3) Cuti tahunan sekurang-kurangnya 12 (dua belas hari kerja setelah tenaga kerja bekerja selama 12
(dua belas) bulan secara terus menerus.
4) Istirahat panjang sekurang-kurangnya 2 (dua) bulan apabila tenaga kerja telah bekerja selama 6
(enam) tahun secara terus menerus pada perusahaan yang sama dengan ketentuan tenaga kerja
tersebut tidak berhak lagi istirahat tahunannya dalam 2 (dua) tahun berjalan.

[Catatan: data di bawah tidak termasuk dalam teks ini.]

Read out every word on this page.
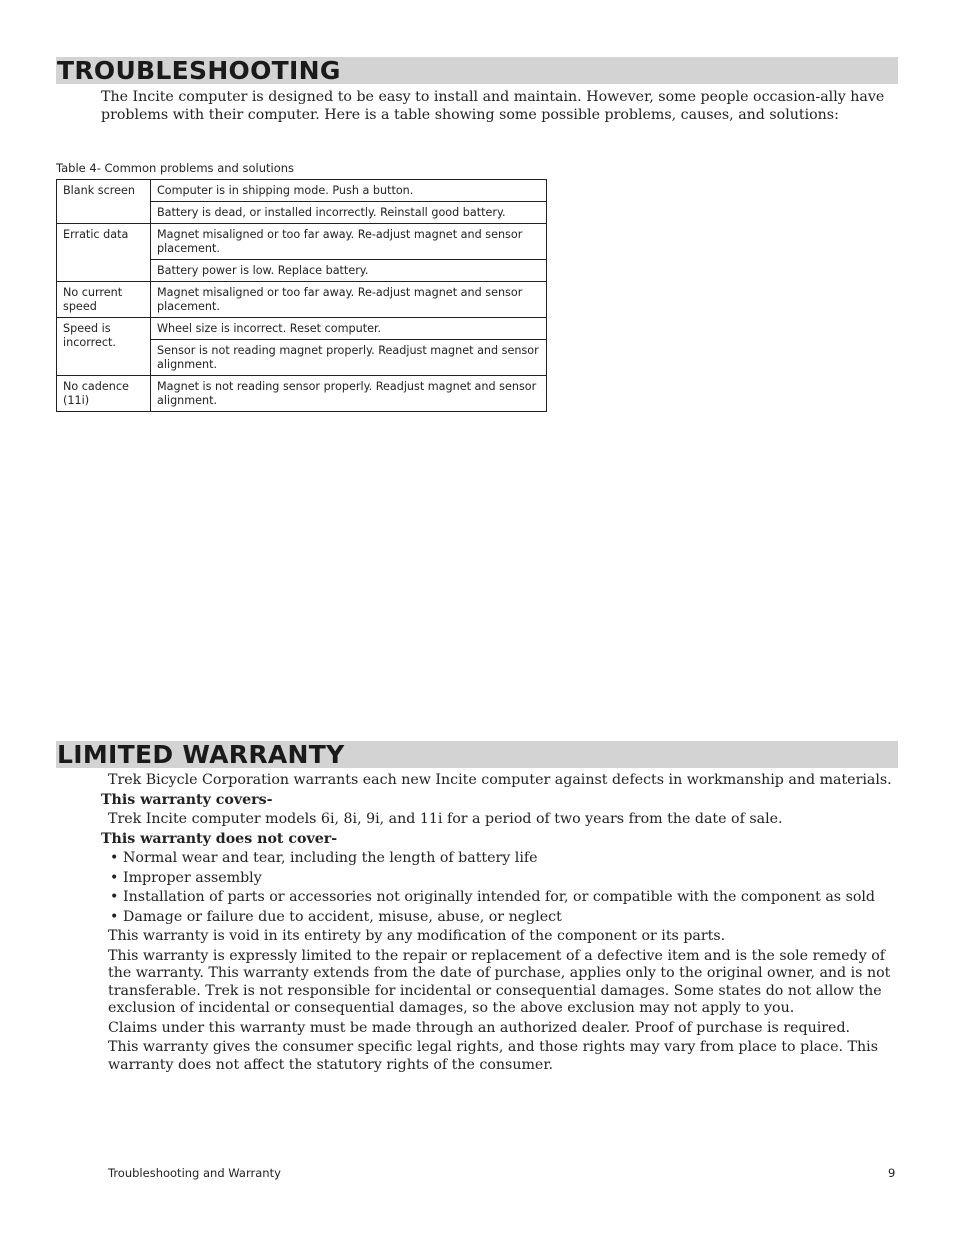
TROUBLESHOOTING

The Incite computer is designed to be easy to install and maintain. However, some people occasion-ally have problems with their computer. Here is a table showing some possible problems, causes, and solutions:

Table 4- Common problems and solutions

Blank screen	Computer is in shipping mode. Push a button.
	Battery is dead, or installed incorrectly. Reinstall good battery.
Erratic data	Magnet misaligned or too far away. Re-adjust magnet and sensor placement.
	Battery power is low. Replace battery.
No current speed	Magnet misaligned or too far away. Re-adjust magnet and sensor placement.
Speed is incorrect.	Wheel size is incorrect. Reset computer.
	Sensor is not reading magnet properly. Readjust magnet and sensor alignment.
No cadence (11i)	Magnet is not reading sensor properly. Readjust magnet and sensor alignment.
LIMITED WARRANTY

Trek Bicycle Corporation warrants each new Incite computer against defects in workmanship and materials.

This warranty covers-

Trek Incite computer models 6i, 8i, 9i, and 11i for a period of two years from the date of sale.

This warranty does not cover-

• Normal wear and tear, including the length of battery life
• Improper assembly
• Installation of parts or accessories not originally intended for, or compatible with the component as sold
• Damage or failure due to accident, misuse, abuse, or neglect

This warranty is void in its entirety by any modification of the component or its parts.

This warranty is expressly limited to the repair or replacement of a defective item and is the sole remedy of the warranty. This warranty extends from the date of purchase, applies only to the original owner, and is not transferable. Trek is not responsible for incidental or consequential damages. Some states do not allow the exclusion of incidental or consequential damages, so the above exclusion may not apply to you.

Claims under this warranty must be made through an authorized dealer. Proof of purchase is required.

This warranty gives the consumer specific legal rights, and those rights may vary from place to place. This warranty does not affect the statutory rights of the consumer.

Troubleshooting and Warranty	9
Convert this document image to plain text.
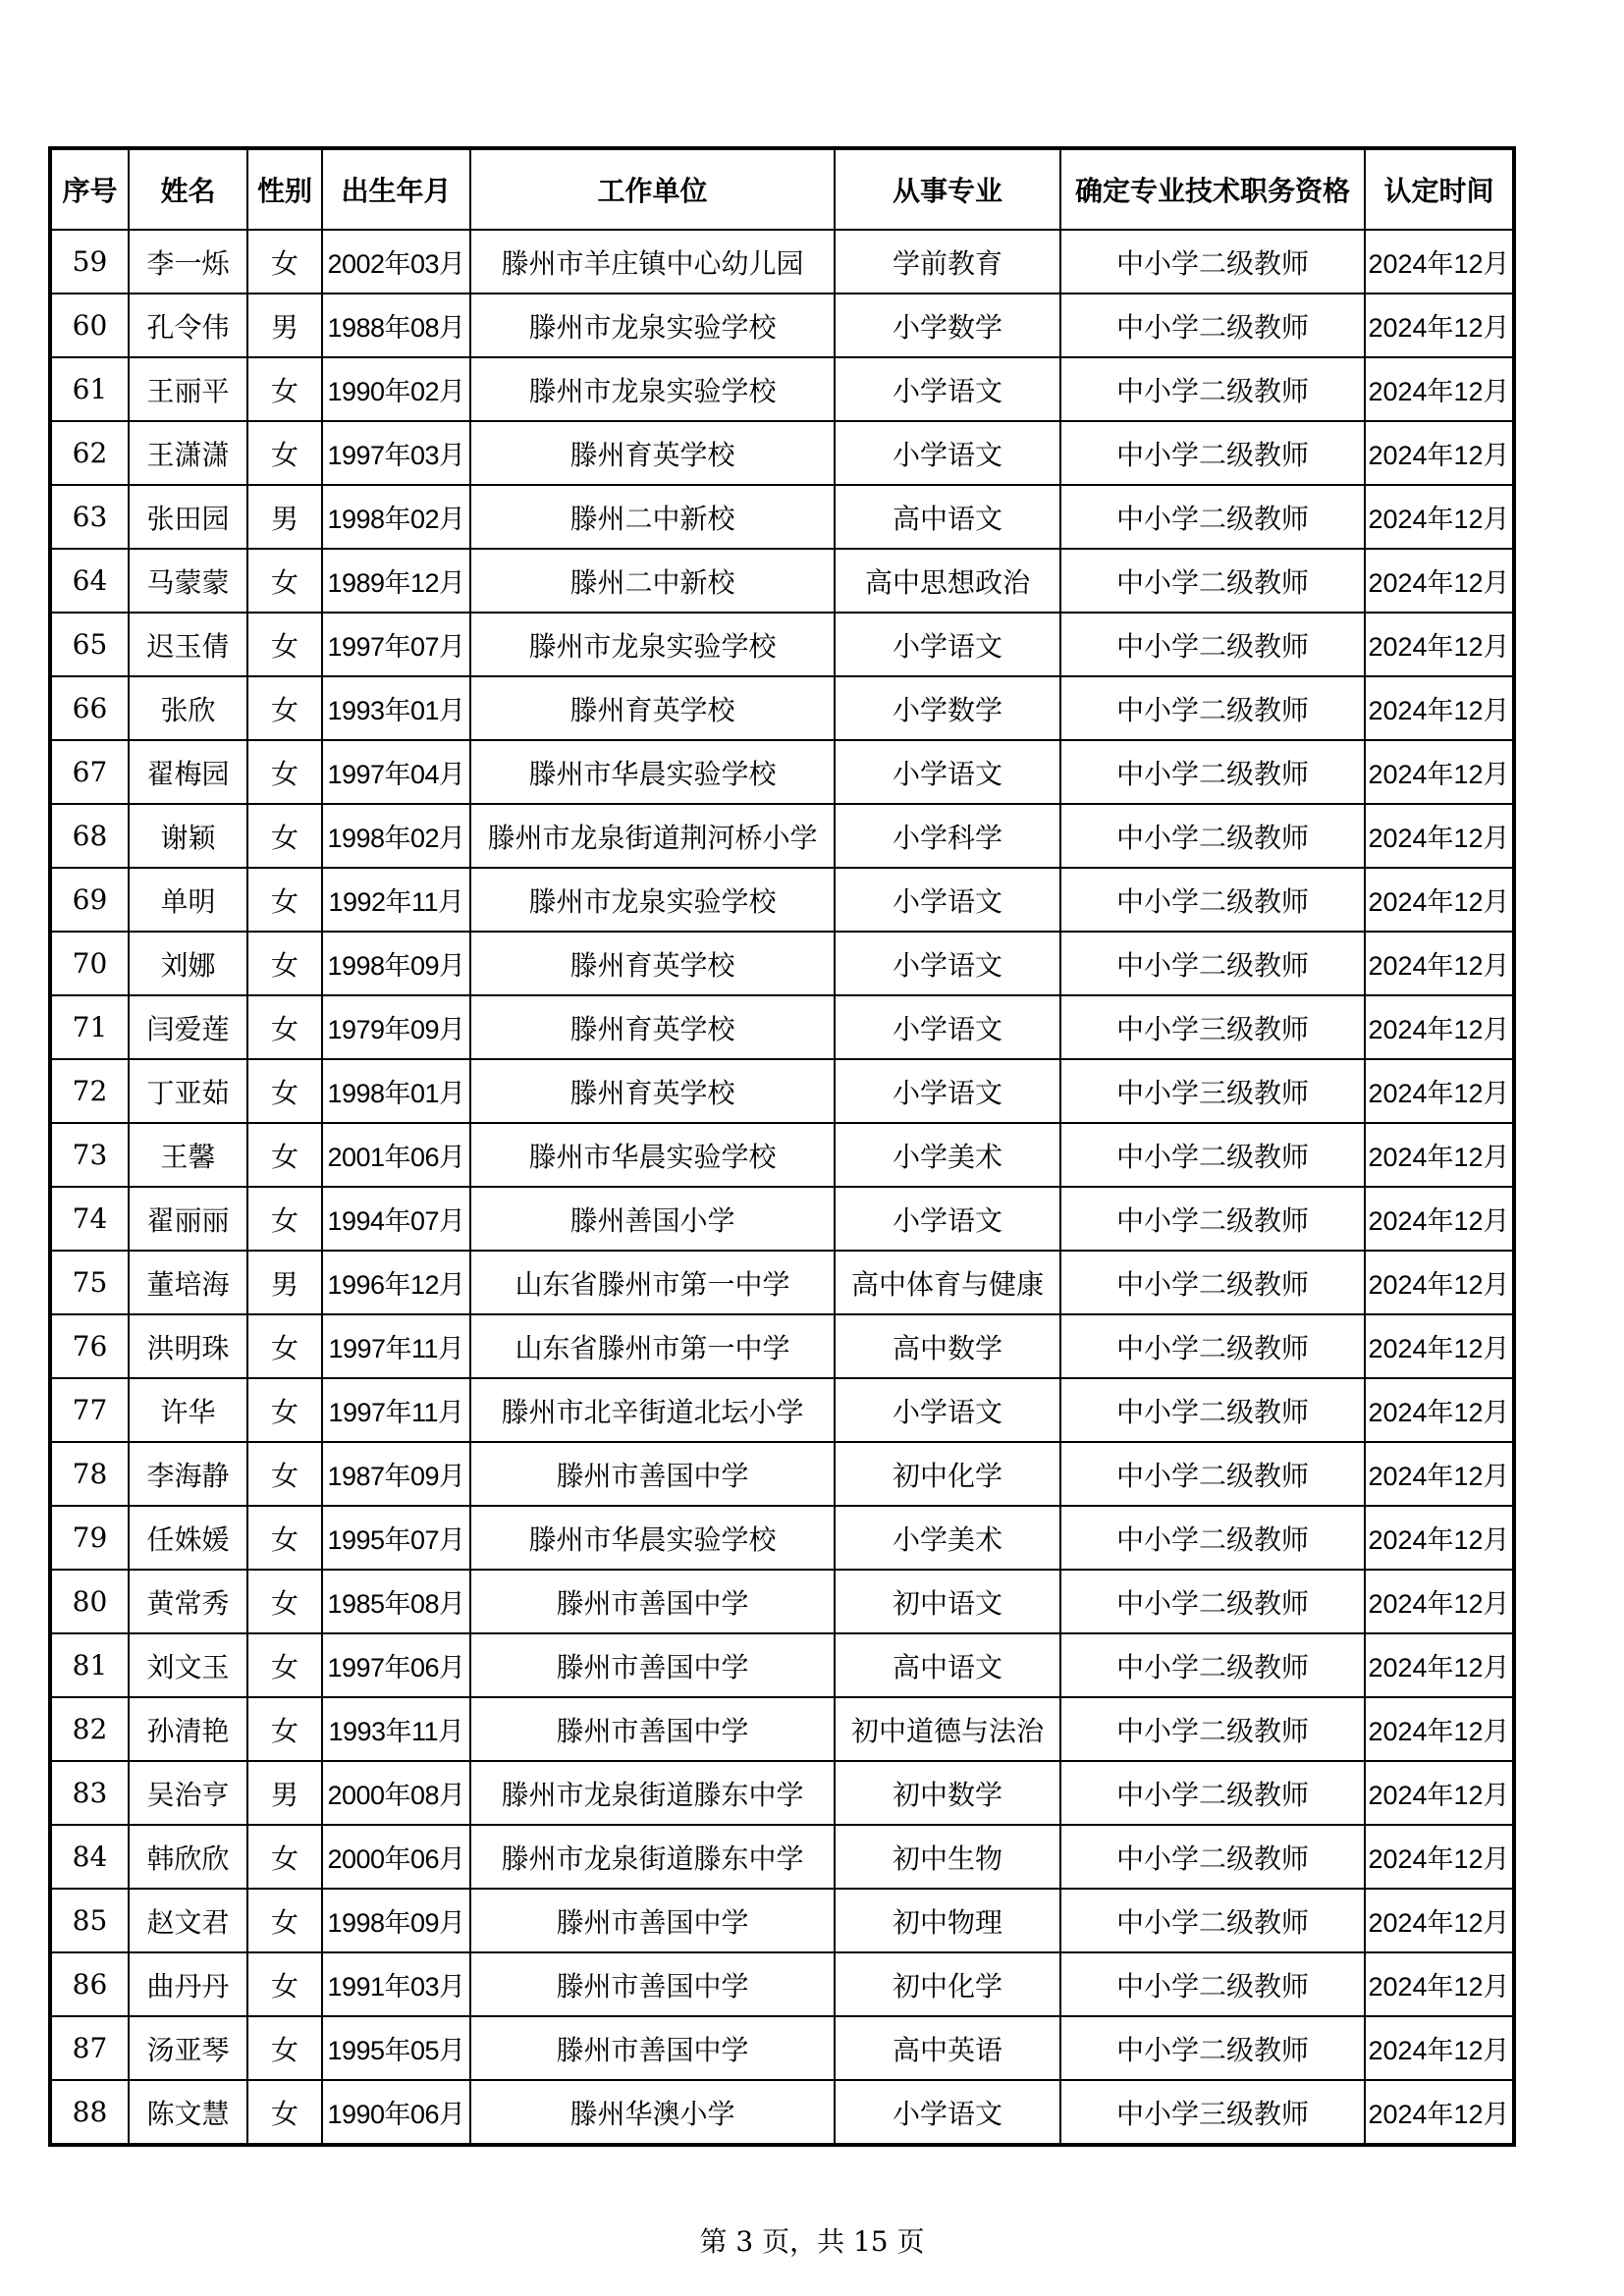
序号	姓名	性别	出生年月	工作单位	从事专业	确定专业技术职务资格	认定时间
59	李一烁	女	2002年03月	滕州市羊庄镇中心幼儿园	学前教育	中小学二级教师	2024年12月
60	孔令伟	男	1988年08月	滕州市龙泉实验学校	小学数学	中小学二级教师	2024年12月
61	王丽平	女	1990年02月	滕州市龙泉实验学校	小学语文	中小学二级教师	2024年12月
62	王潇潇	女	1997年03月	滕州育英学校	小学语文	中小学二级教师	2024年12月
63	张田园	男	1998年02月	滕州二中新校	高中语文	中小学二级教师	2024年12月
64	马蒙蒙	女	1989年12月	滕州二中新校	高中思想政治	中小学二级教师	2024年12月
65	迟玉倩	女	1997年07月	滕州市龙泉实验学校	小学语文	中小学二级教师	2024年12月
66	张欣	女	1993年01月	滕州育英学校	小学数学	中小学二级教师	2024年12月
67	翟梅园	女	1997年04月	滕州市华晨实验学校	小学语文	中小学二级教师	2024年12月
68	谢颖	女	1998年02月	滕州市龙泉街道荆河桥小学	小学科学	中小学二级教师	2024年12月
69	单明	女	1992年11月	滕州市龙泉实验学校	小学语文	中小学二级教师	2024年12月
70	刘娜	女	1998年09月	滕州育英学校	小学语文	中小学二级教师	2024年12月
71	闫爱莲	女	1979年09月	滕州育英学校	小学语文	中小学三级教师	2024年12月
72	丁亚茹	女	1998年01月	滕州育英学校	小学语文	中小学三级教师	2024年12月
73	王馨	女	2001年06月	滕州市华晨实验学校	小学美术	中小学二级教师	2024年12月
74	翟丽丽	女	1994年07月	滕州善国小学	小学语文	中小学二级教师	2024年12月
75	董培海	男	1996年12月	山东省滕州市第一中学	高中体育与健康	中小学二级教师	2024年12月
76	洪明珠	女	1997年11月	山东省滕州市第一中学	高中数学	中小学二级教师	2024年12月
77	许华	女	1997年11月	滕州市北辛街道北坛小学	小学语文	中小学二级教师	2024年12月
78	李海静	女	1987年09月	滕州市善国中学	初中化学	中小学二级教师	2024年12月
79	任姝媛	女	1995年07月	滕州市华晨实验学校	小学美术	中小学二级教师	2024年12月
80	黄常秀	女	1985年08月	滕州市善国中学	初中语文	中小学二级教师	2024年12月
81	刘文玉	女	1997年06月	滕州市善国中学	高中语文	中小学二级教师	2024年12月
82	孙清艳	女	1993年11月	滕州市善国中学	初中道德与法治	中小学二级教师	2024年12月
83	吴治亨	男	2000年08月	滕州市龙泉街道滕东中学	初中数学	中小学二级教师	2024年12月
84	韩欣欣	女	2000年06月	滕州市龙泉街道滕东中学	初中生物	中小学二级教师	2024年12月
85	赵文君	女	1998年09月	滕州市善国中学	初中物理	中小学二级教师	2024年12月
86	曲丹丹	女	1991年03月	滕州市善国中学	初中化学	中小学二级教师	2024年12月
87	汤亚琴	女	1995年05月	滕州市善国中学	高中英语	中小学二级教师	2024年12月
88	陈文慧	女	1990年06月	滕州华澳小学	小学语文	中小学三级教师	2024年12月
第 3 页，共 15 页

h. Untuk pekerja wanita, terdapat beberapa hak khusus sesuatu dengan kodrat kewanitaannya,
yaitu :
1)
Pekerja wanita yang mengambil cuti haid tidak wajib bekerja pada hari pertama dan kedua
(Pasal 81 ayat (1)).
2)
Pekerja wanita berhak memperoleh istirahat selama 1,5 bulan sebelum saatnya melahirkan dan
1,5 bulan sesudah melahirkan menurut perhitungan dokter kandungan/bidan (Pasal 82 ayat (1)).
3)
Pekerja wanita yang mengalami keguguran kandungan berhak memperoleh istirahat 1,5 bulan
sesuai ketentuan dokter kandungan/bidan (Pasal 82 (2)).
4)
Pekerja wanita yang anaknya masih menyusui harus diberi kesempatan sepatutnya untuk
menyusui anaknya jika hal itu harus dilakukan selama waktu kerja (Pasal 83).
5)
Pekerja wanita yang mengambil cuti hamil berhak mendapat upah penuh (Pasal 84).
C.
SALUTOGENESIS
Mengutip dari tulisan Imam Muchtarom (2010) menyatakan bahwa di Undang-undang
No. 13 Tahun 2003 tentang Ketenagakerjaan Pasal 76 sudah diatur tentang norma kerja
perempuan, hal tersebut maka dapat dikatakan bahwa wanita bekerja pun perlu adanya
perlindungan yaitu dengan adanya Undang-Undang. Selain itu juga menjaga adanya
keseimbangan hak dan kewajiban antara pihak perusahaan dan pekerja sehingga kelangsungan
usaha dapat berjalan dengan lancar dan tingkat kesejahteraan karyawan juga dapat meningkat.
Waktu kerja sesorang menentukan kesehatan yang bersangkutan, efisiensi, efektivitas dan
produktifitas kerjanya. Aspek terpenting dalam hal waktu kerja meliputi lamanya sesorang mampu bekerja
dengan baik, hubungan antara waktu kerja dan istirahat. Lamanya seseorang bekerja dengan baik dalam
sehari pada umumnya 6-10 jam. Sisanya (14-18 jam) dipergunakan untuk kehidupan dalam berkeluarga
dan masyarakat.
Memperpanjang waktu kerja lebih dari kemampuan lama kerja tersebut biasanya tidak
disertai efisiensi, efektifitas dan produktifitas kerja yang optimal, bahkan dalam waktu yang
berkepanjangan timbul kecenderungan untuk terjadinya kelelahan, gangguan kesehatan, penyakit
dan kecelakaan. Maka dari itu, istirahat setengah jam setelah 4 jam bekerja terus menerus sangat
penting artinya, baik untuk pemulihan kemampuan fisik dan mental maupun pengisian energi
yang sumbernya berasal dari makanan. ( Sumamur PK, 2009).